Dr. Carl Binder, CEO of The Performance Thinking Network, and long-time ISPI contributor, who has led his colleagues and clients in developing the models and tools of Performance Thinking, will provide an overview of this approach and its models. He’ll describe specific ways to help performance professionals, leaders, and managers engage employees, and collaboratively improve conditions for both productivity, job satisfaction, and continuous development. Leaving time for discussion, he’ll prompt questions and insights about how we performance professionals can help organizations during this critical time.
Presenter: Dr. Carl Binder
Dr. Carl Binder, CEO of The Performance Thinking Network, began his career as a behavior scientist, one of the last graduate students of B.F. Skinner at Harvard University. He spent the 1970s conducting research, training teachers, and consulting to a wide variety of educational and human service organizations with a focus on what has been called fluency-based instruction. Shifting to corporate training and development in 1982, he joined ISPI and met Tom Gilbert, Geary Rummler, Joe Harless, Donald Tosti, Roger Kaufman, and other pioneers in the field of performance improvement, who were generous in their mentorship and support for his development.

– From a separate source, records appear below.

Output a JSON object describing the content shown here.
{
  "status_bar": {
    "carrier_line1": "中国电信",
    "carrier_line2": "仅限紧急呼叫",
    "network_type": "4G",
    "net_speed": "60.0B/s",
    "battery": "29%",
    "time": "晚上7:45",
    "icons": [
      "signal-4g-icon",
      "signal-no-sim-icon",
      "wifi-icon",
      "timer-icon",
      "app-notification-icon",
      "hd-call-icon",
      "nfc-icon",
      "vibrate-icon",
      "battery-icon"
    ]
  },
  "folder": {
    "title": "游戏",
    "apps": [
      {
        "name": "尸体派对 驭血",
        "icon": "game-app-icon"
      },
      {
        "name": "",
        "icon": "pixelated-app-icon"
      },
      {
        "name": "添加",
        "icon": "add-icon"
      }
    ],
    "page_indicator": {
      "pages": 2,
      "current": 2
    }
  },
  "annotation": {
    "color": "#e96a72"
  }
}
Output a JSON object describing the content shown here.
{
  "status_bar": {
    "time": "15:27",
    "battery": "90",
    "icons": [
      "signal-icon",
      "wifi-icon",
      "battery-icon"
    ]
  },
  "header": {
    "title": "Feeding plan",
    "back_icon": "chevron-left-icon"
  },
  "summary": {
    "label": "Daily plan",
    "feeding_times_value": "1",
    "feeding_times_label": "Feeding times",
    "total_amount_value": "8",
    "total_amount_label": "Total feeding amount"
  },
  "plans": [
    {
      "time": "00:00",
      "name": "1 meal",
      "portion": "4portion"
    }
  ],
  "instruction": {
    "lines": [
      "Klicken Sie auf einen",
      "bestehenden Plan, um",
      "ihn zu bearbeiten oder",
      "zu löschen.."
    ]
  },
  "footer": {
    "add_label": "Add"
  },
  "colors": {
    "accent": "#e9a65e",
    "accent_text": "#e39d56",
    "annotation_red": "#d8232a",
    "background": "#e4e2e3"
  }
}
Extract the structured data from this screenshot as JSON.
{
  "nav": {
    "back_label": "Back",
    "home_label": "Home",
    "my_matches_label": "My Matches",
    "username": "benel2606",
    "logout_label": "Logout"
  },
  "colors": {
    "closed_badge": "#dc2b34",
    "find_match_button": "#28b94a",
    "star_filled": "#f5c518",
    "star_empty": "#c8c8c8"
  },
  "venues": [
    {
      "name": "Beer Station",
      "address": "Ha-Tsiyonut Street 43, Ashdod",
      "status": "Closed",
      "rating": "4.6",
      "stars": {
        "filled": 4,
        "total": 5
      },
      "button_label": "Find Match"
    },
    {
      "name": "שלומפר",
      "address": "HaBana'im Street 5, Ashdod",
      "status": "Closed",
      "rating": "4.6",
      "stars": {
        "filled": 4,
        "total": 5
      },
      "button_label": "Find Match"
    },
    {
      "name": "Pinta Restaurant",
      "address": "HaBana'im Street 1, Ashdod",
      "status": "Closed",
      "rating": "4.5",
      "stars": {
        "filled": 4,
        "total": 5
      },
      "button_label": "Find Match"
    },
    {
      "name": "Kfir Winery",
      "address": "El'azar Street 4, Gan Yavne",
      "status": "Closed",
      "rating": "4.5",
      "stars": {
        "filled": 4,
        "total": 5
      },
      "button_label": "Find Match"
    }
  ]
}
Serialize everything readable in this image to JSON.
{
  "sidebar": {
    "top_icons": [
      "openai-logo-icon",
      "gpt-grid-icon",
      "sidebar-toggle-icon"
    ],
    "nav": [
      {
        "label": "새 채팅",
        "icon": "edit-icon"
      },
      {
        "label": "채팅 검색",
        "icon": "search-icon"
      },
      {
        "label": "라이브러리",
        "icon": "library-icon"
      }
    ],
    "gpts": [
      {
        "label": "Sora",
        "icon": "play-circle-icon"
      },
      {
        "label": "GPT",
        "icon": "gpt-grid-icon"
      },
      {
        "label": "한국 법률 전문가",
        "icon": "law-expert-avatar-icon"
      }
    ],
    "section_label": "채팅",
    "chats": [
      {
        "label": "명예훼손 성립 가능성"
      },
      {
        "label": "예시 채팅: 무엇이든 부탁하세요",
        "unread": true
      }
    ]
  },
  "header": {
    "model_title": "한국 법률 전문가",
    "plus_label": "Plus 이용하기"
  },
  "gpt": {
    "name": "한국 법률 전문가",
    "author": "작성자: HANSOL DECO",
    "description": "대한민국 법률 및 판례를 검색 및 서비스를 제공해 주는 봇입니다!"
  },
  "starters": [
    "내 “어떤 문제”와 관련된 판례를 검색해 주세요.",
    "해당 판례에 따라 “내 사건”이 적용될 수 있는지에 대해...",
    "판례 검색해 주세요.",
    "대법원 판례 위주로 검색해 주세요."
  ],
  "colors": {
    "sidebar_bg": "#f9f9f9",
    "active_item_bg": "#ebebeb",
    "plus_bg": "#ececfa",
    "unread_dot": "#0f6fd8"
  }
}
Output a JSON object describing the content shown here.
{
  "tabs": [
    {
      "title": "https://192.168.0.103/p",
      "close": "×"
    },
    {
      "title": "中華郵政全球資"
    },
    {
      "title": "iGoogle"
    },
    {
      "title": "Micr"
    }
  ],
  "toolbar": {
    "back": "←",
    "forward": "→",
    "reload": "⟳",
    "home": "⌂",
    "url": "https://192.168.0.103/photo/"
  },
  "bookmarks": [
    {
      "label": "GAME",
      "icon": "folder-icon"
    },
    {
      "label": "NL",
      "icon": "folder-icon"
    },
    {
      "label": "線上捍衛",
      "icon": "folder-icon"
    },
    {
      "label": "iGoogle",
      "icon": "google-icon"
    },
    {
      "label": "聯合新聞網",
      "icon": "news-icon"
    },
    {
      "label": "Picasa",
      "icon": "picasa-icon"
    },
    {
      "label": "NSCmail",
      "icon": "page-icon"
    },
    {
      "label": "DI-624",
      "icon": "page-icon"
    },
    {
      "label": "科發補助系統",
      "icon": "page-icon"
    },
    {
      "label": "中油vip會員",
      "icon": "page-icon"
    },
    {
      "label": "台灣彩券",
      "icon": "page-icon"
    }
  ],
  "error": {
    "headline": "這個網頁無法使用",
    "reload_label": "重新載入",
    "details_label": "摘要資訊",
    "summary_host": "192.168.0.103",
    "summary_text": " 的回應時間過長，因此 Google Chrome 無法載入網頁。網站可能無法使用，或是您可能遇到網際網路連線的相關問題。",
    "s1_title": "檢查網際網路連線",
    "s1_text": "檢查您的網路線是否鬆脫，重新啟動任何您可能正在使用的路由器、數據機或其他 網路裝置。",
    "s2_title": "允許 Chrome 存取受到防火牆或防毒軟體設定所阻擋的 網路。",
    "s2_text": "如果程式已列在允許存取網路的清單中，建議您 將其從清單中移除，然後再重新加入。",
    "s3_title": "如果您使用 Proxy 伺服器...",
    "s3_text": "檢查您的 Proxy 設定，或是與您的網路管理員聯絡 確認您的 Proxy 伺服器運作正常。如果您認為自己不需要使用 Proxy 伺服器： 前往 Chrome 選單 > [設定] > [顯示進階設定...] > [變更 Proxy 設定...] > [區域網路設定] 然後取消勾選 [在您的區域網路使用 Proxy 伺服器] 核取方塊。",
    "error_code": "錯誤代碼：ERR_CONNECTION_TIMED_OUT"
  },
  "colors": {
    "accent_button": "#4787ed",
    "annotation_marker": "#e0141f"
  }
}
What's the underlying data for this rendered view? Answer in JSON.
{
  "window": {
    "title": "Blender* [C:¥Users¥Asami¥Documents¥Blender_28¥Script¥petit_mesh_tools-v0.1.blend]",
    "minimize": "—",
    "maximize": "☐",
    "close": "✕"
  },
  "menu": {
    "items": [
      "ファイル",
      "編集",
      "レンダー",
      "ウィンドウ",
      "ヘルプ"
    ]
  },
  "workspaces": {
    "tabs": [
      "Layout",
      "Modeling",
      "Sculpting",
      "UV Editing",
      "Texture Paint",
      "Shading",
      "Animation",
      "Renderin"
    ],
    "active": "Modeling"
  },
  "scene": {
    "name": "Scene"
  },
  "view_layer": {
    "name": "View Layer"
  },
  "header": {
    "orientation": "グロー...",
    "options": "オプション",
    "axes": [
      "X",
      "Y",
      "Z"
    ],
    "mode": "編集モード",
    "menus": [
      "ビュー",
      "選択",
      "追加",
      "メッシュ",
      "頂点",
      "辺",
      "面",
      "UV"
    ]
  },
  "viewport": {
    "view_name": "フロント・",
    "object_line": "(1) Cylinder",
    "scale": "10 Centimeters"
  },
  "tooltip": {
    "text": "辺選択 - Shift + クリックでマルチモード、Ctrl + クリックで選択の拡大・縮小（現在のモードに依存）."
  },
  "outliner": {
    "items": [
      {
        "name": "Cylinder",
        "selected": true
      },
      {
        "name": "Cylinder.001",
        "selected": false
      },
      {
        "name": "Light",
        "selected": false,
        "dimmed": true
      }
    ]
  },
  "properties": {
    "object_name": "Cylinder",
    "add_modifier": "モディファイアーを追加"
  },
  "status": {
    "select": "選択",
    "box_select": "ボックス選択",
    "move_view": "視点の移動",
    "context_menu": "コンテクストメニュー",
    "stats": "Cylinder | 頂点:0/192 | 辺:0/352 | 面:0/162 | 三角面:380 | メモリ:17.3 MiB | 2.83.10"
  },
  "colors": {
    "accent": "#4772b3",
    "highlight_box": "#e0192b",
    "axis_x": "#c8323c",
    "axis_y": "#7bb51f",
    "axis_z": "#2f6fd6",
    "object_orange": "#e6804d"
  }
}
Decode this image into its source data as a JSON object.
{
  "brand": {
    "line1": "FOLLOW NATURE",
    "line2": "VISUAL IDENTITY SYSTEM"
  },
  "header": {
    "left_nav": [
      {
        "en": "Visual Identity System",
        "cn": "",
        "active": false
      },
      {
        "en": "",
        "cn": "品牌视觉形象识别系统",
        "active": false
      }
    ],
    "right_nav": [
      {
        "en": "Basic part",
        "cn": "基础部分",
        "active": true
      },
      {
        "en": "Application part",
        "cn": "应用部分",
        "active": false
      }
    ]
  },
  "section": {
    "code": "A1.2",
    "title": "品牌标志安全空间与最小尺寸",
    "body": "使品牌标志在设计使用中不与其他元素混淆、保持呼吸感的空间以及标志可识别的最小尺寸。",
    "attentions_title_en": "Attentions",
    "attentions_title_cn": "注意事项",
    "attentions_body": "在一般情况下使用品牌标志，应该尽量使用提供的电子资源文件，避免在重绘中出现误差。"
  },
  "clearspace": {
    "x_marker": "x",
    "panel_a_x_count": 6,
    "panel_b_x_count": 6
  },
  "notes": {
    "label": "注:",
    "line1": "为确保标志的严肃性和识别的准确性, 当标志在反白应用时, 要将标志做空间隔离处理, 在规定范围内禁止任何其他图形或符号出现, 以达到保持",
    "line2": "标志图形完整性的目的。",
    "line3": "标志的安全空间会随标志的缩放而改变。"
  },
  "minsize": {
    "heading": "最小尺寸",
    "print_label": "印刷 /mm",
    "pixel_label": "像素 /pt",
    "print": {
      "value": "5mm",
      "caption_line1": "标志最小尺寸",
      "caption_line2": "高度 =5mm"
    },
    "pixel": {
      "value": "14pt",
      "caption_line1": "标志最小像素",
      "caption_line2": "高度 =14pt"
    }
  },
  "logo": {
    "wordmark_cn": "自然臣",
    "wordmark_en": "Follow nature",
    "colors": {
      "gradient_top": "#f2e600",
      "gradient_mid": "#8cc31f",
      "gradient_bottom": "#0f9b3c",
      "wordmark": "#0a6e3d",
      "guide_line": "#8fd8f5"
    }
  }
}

Founder of 4 consulting firms, he and his colleagues have continued to refine their methods and models for conducting performance improvement projects, partnering with clients and stakeholders, developing others as performance consultants, and teaching leaders and managers to contribute to continuous performance improvement. Over more than four decades, he has developed what is now known (and first named by his clients) as Performance Thinking®, a flexible but powerful accomplishment-based performance improvement methodology that he and his colleagues train and certify others to apply. It has been adopted by colleagues in the UK, Nigeria, Italy, Sweden, Dubai, Qatar, Poland, Australia, New Zealand, South Korea, and across North America. Carl has published several dozen articles and chapters, presented workshops and presentations every year at ISPI’s conferences since 1987, and been given ISPI’s Thomas F. Gilbert and Honorary Life Member awards, along with the Fred S. Keller Award from the American Psychological Association for his work in education, and the Lifetime Achievement Award from the Organizational Behavior Management Network.